Oliver Lindner Veränderung ist neben Kosten der Begriff, der die IT am häufigsten prägt, bewegt und herausfordert. Zumeist galt dies allerdings für technische Innovationen, neue Methoden oder Zu - und Verkäufe von Firmen, welche Neujustierungen und Anpassungen in der IT erforderlich machen. Neben diesen bekannten Auslösern für Veränderungen etabliert sich in den letzten Jahren das Thema Compliance als neuer, oft entscheidender und unvermeidbarer Treiber von Change Prozessen. Dieser fordert der IT zusätzliche Flexibilität und Verständnis ab, um Regeln im Bereich Security, Finanzen und Gesetzgebung umzusetzen und einzuhalten.

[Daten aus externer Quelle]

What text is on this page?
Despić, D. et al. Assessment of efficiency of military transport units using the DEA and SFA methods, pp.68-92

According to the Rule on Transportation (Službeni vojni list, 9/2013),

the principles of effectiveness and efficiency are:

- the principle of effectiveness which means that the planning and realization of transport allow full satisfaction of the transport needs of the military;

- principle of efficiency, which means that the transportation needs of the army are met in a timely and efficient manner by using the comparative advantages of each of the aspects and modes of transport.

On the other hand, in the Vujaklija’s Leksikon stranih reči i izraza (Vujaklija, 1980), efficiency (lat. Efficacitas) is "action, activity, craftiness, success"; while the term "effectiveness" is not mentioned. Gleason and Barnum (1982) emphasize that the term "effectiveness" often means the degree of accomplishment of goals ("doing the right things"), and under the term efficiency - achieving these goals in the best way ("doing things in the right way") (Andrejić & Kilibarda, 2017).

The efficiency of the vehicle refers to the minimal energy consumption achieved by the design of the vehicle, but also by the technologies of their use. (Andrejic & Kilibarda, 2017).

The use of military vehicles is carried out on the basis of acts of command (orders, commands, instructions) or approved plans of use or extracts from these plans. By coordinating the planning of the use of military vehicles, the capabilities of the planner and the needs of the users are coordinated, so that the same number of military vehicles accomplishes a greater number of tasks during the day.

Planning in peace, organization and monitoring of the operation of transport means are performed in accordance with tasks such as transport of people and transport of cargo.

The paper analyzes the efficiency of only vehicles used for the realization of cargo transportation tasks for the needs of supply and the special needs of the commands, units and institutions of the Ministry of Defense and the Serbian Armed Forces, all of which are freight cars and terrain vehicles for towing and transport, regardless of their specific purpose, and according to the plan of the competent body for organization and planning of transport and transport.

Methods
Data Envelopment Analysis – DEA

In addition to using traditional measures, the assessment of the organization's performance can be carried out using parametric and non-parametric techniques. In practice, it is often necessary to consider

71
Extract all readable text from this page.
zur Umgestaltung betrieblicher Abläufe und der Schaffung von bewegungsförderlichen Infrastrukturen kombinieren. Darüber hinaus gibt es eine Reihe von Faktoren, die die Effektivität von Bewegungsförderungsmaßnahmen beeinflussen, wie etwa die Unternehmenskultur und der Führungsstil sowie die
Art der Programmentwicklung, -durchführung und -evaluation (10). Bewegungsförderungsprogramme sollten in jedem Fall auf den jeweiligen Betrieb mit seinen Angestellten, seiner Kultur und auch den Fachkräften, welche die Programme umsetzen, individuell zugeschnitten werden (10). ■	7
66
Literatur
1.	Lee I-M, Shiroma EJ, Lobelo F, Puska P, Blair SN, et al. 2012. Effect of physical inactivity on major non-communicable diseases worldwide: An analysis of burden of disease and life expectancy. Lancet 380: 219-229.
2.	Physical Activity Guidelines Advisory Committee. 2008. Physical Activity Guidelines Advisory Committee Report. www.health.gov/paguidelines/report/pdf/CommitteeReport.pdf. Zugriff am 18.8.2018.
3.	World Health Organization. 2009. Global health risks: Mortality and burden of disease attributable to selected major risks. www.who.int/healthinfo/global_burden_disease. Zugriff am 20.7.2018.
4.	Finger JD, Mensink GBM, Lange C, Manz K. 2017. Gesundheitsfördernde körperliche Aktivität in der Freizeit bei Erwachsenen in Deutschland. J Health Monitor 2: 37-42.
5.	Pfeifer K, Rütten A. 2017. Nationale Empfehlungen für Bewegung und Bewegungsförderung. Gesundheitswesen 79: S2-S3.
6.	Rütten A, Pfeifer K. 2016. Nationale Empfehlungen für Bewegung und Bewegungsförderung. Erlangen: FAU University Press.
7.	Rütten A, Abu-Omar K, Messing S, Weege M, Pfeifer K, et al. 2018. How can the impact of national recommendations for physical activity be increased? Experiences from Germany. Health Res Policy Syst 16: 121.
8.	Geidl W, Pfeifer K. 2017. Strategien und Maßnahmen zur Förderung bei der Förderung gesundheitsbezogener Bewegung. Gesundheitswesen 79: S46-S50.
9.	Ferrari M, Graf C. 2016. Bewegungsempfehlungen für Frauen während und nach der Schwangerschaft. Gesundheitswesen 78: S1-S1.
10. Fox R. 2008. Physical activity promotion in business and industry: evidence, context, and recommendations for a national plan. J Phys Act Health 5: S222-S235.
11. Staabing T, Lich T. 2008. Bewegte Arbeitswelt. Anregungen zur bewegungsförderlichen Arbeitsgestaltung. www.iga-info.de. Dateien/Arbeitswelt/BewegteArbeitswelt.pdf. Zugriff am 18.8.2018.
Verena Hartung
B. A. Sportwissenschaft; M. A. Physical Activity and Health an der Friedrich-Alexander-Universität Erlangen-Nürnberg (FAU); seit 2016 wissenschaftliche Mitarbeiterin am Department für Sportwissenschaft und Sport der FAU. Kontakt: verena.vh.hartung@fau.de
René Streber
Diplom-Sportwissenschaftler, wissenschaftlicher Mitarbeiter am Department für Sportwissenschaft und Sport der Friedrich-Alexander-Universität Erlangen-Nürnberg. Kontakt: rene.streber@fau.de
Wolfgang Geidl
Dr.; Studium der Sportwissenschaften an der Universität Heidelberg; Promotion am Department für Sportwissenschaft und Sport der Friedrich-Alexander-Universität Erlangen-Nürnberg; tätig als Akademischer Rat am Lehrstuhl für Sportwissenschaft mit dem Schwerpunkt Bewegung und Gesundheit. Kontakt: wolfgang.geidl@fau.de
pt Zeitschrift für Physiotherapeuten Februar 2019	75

  Die an den IT-Systemen beteiligten Menschen leisten bereits bis dato viel Veränderungsarbeit bei steigendem Kostendruck, stetig wechselnden Technologien, zunehmender Geschwindigkeit und geforderter Qualität. Die Compliance- Anforderungen erhöhen die Maßstäbe an deren Veränderungsfähigkeit für eine solche Aufbau- und Ablauforganisation, welche nach alter Ausprägung sonst bald dazu neigen würde, einen kritischen Punkt zu erreichen. Was kann die IT unternehmen, um sich auf die neuen Anforderungen wie Compliance einzustellen und zugleich die nötige Zukunftsfähigkeit aufzubauen, um agil und fokussiert zu agieren, anstatt am Ende nur reagieren zu können?

  Soweit es Compliance hinsichtlich der Umsetzung von Gesetzen und Richtlinien betrifft, werden in der Frühphase von Projekten die Rechtsabteilung, der Datenschutzbeauftragte und der Compliance Officer eingebunden. Geschieht dies erst spät, steigen die Kosten erheblich und Deadlines geraten aus dem Blick. Im großen Rahmen von Change Prozessen gilt es außerdem neue, leistungsfähigere Systeme in der IT zu etablieren, welche den gestiegenen Herausforderungen in einer globalen Wirtschaft gerecht werden - systemisches Management (s. Abb.).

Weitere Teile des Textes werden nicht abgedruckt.